Bajo en el Puente de las Cadenas y recorro el malecón para encontrarme con mis amigas, hemos quedado para ir a un concierto de música africana en un bar cercano al desembarcadero, pero no aguanto los altavoces así que decidimos dirigirnos al lago que queda cerca de la casa de Mariann. En este enorme parque también están de obras, hay muchos viejos y hermosos árboles condenados a desaparecer, quieren edificar un museo ¡o yo qué sé! La tala de árboles, la fiebre de la construcción, la privatización de los espacios públicos y la coima de los alcaldes es una epidemia universal. Un castillo mágico se refleja en las aguas del lago, es de piedra con torres que terminan en agujas ¡tan estupendamente iluminado! Sigo anonadada cuando de repente descubro una mezcla de épocas imposible de aceptar, un verdadero galimatías arquitectónico, junto al castillo medioeval una capilla gótica “flamboyant” y más allá una portada barroca, mi amiga se ríe de mi expresión y me dice “is fake”. Se trata de un invento al estilo Disney, aunque construido con mucho cuidado, cada edificio en piedra es copia exacta de determinada época, es obvio que han traído a los más expertos arquitectos y artesanos.  Al encontrar el gran arco de la entrada hubiese jurado que el Vajdahunyad Castle era un auténtico castillo medieval, aunque algo decepcionada no puedo negar que se trata de una obra colosal y que me sigue gustando por su carácter teatral de castillo encantado.
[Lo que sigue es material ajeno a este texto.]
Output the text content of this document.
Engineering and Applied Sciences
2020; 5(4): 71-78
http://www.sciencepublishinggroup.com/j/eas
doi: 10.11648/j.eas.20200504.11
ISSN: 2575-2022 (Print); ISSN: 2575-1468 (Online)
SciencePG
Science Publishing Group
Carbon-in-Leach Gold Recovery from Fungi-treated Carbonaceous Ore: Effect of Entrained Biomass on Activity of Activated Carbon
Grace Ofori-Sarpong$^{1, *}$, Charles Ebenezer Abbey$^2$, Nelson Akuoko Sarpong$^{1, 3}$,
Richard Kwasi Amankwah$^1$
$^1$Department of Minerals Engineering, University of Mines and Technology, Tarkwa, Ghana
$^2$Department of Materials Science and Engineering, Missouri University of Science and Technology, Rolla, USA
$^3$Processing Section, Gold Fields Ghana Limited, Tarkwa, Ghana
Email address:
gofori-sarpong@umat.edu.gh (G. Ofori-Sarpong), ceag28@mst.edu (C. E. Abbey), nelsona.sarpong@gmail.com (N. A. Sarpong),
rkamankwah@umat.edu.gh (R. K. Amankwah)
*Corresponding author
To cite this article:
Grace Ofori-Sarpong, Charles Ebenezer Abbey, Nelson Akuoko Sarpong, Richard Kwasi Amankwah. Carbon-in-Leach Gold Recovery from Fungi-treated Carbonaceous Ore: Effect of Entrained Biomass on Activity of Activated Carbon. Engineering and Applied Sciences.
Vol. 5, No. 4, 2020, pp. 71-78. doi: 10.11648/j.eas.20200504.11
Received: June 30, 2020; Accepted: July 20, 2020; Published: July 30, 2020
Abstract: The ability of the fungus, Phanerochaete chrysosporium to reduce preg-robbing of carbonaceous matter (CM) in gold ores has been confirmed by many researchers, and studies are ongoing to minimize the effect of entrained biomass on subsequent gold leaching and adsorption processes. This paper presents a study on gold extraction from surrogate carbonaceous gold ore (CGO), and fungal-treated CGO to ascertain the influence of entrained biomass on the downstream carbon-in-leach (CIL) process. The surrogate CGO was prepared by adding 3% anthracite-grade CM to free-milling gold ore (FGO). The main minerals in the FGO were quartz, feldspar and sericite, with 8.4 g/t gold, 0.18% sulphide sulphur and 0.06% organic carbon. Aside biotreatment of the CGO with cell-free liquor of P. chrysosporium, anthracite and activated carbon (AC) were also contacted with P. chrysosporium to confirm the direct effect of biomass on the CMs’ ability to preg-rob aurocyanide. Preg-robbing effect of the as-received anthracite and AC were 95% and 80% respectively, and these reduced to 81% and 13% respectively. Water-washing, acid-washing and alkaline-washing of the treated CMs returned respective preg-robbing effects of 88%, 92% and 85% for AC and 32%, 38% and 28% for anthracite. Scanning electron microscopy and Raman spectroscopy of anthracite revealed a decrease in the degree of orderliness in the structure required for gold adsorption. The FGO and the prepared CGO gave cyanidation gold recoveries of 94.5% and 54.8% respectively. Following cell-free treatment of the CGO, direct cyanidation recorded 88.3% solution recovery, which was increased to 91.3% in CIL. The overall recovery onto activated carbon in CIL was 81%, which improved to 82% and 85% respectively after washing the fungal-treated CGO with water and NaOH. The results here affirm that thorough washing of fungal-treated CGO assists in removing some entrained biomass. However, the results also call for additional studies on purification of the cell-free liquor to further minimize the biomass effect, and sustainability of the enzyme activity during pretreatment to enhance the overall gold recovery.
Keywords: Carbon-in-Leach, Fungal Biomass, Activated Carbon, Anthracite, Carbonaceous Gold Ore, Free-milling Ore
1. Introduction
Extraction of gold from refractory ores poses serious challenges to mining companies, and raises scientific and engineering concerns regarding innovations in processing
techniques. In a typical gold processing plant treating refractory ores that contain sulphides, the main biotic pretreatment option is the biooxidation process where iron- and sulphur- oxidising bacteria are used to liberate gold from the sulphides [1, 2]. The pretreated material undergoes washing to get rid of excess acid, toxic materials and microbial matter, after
Poca cosa queda de auténtico de la Edad Media, aunque se puede apreciar una importante infraestructura de edificios esparcidos que reproducen esa época. Por tratarse de un periodo significativo para esta nación creo necesario refrescar nuestra memoria: en el siglo XIII el gran Imperio Mongol entraba por Europa Oriental, invadiendo todo territorio a su paso desde el Asia Central. El rey Bela IV había recibido las amenazas de los nietos de Gengis Khan, quienes contaban con un ejército muy superior al suyo y estaban acampados en las puertas de su reino, concretamente en Transilvania. Finalmente sus aliados se fueron retirando ante la inminente conquista y Hungría quedo sola al descubierto. En la batalla de Mohi en 1241 las fuerzas húngaras quedan derrotadas, Bela ordena la retirada pero el cruel mongol manda ahogar en el río a los soldados que huían, es Batu Khan, amo de un vasto imperio al que acababa de anexar a Hungría.